As the US’ intensifying technology blockade against China becomes increasingly ineffective, this latest blundering move against economic norms will only trigger a stronger backlash from American investors and could hurt Biden’s re-election bid, experts said.
US President Joe Biden is set to issue an executive order on Tuesday to screen outbound investments in sensitive technologies to China, Reuters reported, citing people familiar with the matter.
The investment restrictions, which has had been postponed on several occasions and could again, are not expected to take effect right away even after it is issued, the Reuters said.
The news comes as Bloomberg recently reported that the US Commerce Secretary Gina Raimondo is planning to visit China in late August.
The topic also came up last month during US Treasury Secretary Janet Yellen’s meeting with Chinese officials, according to Reuters.
The recent series of visits by senior US officials to China is not simply equivalent to efforts to ease China-US tensions, as some In the Western media claim, Gao Lingyun, an expert at the Chinese Academy of Social Sciences in Beijing, told the Global Times on Saturday.
The news which has been strategically leaked to pressure on China on the eve of meetings between Chinese and the US side is a well-worn US political tactic to try and win an advantage, but these petty moves are not able to force China to comply with its arbitrary demands, Gao said.
New investment restrictions will target US private equity, venture capital and joint venture investments in Chinese semiconductors, quantum computing and artificial intelligence, according to Reuters.

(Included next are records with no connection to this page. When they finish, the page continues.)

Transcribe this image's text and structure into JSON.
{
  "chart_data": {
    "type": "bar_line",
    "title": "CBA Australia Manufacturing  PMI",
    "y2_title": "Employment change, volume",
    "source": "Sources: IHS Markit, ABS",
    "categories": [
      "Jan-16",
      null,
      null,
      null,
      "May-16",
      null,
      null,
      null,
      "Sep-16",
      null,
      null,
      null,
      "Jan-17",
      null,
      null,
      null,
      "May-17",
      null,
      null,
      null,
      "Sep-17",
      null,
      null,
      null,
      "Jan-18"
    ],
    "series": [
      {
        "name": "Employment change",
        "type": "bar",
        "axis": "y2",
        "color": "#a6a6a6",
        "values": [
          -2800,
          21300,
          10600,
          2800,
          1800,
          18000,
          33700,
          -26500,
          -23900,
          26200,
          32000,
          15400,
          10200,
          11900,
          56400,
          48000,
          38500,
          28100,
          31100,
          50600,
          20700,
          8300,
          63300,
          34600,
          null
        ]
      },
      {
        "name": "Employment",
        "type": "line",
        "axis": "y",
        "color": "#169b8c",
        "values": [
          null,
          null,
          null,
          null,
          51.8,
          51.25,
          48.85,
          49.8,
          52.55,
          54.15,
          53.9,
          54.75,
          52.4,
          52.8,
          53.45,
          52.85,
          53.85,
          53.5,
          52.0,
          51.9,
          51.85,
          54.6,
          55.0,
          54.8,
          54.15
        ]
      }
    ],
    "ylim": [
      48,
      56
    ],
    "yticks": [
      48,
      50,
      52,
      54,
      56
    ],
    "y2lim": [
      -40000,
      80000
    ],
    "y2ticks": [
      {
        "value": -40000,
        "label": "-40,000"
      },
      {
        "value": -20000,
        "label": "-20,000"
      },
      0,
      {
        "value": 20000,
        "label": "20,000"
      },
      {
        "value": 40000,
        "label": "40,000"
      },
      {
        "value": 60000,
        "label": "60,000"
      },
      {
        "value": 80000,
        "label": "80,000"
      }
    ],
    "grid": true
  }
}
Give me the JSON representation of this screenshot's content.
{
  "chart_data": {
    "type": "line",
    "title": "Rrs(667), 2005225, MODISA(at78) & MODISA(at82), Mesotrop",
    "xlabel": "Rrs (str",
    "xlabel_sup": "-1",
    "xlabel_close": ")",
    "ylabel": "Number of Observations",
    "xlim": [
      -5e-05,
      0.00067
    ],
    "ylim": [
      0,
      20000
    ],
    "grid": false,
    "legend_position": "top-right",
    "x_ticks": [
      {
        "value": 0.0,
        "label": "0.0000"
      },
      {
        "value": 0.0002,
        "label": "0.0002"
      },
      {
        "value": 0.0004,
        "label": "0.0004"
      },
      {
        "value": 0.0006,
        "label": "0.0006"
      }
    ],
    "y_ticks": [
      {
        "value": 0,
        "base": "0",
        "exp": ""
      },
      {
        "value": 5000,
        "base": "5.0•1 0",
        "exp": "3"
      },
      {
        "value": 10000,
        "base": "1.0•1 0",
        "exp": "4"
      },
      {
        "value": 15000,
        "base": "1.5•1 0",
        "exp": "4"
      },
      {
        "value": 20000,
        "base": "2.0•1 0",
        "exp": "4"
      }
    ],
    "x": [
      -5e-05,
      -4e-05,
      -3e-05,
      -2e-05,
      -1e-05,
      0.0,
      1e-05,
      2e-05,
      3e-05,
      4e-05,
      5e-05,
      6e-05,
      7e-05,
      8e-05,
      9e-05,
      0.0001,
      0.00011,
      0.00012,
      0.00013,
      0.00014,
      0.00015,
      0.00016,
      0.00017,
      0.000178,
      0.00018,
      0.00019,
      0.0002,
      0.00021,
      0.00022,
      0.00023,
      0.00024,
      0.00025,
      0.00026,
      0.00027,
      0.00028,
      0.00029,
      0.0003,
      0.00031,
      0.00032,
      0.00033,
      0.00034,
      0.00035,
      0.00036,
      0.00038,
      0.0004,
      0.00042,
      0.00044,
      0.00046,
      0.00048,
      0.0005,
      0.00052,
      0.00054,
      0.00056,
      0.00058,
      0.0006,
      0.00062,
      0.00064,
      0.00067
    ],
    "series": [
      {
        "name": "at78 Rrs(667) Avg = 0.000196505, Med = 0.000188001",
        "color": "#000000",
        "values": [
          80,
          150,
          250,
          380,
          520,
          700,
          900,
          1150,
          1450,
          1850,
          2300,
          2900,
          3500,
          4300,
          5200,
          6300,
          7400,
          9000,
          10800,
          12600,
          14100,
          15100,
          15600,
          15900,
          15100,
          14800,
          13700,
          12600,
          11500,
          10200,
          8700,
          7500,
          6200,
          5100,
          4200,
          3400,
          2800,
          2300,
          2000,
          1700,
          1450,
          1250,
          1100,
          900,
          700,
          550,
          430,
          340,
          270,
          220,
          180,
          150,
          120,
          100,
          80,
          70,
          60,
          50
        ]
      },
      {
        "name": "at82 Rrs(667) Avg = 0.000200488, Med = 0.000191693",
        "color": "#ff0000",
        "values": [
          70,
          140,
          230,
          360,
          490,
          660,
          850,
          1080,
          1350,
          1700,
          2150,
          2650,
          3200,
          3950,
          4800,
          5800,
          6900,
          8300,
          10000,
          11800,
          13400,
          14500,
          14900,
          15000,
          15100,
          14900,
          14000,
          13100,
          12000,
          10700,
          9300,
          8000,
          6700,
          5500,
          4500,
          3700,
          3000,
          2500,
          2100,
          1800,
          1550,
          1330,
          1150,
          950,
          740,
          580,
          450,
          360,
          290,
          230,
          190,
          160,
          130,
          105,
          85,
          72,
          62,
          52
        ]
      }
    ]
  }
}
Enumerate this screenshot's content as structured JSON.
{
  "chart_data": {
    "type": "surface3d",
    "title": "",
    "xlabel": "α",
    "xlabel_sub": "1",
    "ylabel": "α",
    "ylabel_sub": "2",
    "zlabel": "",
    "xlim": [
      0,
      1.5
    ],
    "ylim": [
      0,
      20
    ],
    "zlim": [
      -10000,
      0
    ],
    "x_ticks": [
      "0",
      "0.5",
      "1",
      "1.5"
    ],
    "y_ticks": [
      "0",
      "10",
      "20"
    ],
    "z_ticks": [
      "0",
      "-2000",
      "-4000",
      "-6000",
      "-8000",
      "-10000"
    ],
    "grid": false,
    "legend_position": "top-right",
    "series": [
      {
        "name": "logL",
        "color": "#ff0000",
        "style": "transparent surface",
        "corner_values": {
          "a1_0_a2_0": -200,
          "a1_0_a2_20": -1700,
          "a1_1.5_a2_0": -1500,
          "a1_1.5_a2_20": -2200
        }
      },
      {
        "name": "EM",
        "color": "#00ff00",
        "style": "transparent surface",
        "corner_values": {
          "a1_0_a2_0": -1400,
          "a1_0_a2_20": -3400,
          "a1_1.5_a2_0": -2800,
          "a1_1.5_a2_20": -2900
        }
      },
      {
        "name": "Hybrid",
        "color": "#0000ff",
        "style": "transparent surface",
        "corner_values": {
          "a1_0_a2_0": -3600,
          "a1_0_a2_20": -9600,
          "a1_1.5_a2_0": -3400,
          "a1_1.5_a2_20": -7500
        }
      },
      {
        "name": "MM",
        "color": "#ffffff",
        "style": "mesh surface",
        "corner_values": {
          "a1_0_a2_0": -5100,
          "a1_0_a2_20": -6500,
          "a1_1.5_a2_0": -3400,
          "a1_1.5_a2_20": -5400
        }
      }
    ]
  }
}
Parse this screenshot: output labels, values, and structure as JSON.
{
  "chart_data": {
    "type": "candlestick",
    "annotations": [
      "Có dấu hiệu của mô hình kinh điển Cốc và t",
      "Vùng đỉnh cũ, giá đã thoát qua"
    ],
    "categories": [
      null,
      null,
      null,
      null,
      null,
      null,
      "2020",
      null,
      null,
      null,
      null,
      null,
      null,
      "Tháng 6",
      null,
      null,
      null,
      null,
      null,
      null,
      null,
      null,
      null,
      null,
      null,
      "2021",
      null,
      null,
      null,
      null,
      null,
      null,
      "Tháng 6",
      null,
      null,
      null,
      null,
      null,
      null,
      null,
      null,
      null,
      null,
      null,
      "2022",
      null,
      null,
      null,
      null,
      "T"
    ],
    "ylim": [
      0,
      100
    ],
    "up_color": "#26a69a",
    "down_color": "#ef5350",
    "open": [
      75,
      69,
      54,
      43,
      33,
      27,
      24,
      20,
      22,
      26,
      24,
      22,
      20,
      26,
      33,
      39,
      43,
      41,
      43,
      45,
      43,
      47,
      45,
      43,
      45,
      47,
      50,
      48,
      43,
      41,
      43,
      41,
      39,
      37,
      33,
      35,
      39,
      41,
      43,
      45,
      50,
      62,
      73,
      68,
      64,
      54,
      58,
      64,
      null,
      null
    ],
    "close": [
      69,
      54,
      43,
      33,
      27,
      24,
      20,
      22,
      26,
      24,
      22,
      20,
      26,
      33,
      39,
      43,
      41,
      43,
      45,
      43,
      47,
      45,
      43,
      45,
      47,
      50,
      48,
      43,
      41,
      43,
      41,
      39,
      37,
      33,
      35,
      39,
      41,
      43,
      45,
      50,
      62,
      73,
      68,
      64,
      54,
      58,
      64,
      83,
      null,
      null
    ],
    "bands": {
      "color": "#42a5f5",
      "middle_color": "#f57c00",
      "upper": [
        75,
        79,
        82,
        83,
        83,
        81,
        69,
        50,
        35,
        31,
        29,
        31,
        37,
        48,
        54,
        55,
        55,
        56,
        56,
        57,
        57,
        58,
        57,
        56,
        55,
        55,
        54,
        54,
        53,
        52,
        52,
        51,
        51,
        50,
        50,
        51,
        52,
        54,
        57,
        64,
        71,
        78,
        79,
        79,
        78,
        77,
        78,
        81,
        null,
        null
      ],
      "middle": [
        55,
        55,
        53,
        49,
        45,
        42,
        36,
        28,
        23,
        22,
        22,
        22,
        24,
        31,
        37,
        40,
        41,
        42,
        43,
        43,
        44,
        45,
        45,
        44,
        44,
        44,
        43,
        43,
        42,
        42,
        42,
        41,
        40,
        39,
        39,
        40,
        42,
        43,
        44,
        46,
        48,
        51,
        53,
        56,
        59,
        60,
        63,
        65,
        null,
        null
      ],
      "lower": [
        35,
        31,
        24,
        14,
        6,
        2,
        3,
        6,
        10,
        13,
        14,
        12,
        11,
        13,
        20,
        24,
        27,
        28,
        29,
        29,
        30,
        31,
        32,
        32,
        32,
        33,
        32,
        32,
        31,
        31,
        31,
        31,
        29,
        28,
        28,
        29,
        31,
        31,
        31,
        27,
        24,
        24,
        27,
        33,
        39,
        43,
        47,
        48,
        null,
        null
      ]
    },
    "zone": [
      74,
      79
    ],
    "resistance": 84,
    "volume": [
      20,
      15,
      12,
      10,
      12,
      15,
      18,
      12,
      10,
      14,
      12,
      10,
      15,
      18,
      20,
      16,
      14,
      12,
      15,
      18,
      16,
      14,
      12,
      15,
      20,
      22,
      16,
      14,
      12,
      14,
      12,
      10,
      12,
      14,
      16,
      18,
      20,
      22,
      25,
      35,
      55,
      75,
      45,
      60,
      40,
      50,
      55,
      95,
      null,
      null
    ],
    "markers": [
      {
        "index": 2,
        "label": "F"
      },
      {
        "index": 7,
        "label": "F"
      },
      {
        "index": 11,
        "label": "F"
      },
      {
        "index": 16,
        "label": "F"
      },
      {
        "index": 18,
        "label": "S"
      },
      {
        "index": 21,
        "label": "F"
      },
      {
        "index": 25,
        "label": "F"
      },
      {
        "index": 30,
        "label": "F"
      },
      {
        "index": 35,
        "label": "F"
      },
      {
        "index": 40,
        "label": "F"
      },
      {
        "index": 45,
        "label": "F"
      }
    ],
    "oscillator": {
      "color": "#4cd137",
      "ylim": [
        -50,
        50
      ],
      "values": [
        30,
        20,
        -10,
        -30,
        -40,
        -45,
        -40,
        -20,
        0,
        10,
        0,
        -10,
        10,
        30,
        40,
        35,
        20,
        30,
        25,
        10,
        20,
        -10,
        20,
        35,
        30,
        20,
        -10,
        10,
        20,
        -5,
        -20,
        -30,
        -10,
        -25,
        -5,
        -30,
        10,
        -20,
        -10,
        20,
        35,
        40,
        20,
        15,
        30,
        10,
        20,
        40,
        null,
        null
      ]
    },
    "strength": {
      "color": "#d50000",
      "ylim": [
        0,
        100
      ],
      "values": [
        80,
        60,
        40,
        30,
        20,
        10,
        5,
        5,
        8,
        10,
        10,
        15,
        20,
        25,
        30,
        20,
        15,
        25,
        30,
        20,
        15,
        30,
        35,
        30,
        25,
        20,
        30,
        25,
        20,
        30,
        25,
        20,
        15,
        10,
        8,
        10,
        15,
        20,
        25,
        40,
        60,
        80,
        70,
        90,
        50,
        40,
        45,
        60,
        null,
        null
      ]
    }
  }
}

Issuing a clumsy administrative order which goes against economic laws is clearly a step further on the wrong track of “decoupling and breaking industrial chains” and politicizing and weaponizing economic and trade issues, experts said.
The US plan to restrict investment in the technology sector obviously creates great uncertainty and risks for US investors. If Biden chooses to harm the interests of US investors in such a clumsy way using executive orders, his re-election prospects will suffer, Gao said.
In response to questions related to the US’ plan to restrict investments in China, Chinese Foreign Ministry spokesperson Mao Ning said in July that China opposes the US politicizing and weaponizing of trade and tech issues. It is in no one’s interest to place arbitrary curbs on normal technology cooperation and trade, violate the principles of the market economy and destabilize global industrial and supply chains.
If the US government leaves no room in suppressing and blocking China’s technological development, the US will hurt both itself and others, and further damage international trade and the global economy, said Dong Shaopeng, a senior research fellow at the Chongyang Institute for Financial Studies at the Renmin University of China.
US politicians are weaponizing economic and technological cooperation in an attempt to maintain absolute hegemony, which will inevitably degrade the normal business environment. Of course, they will stir up stronger backlash from the business community both in the US and abroad, Dong said.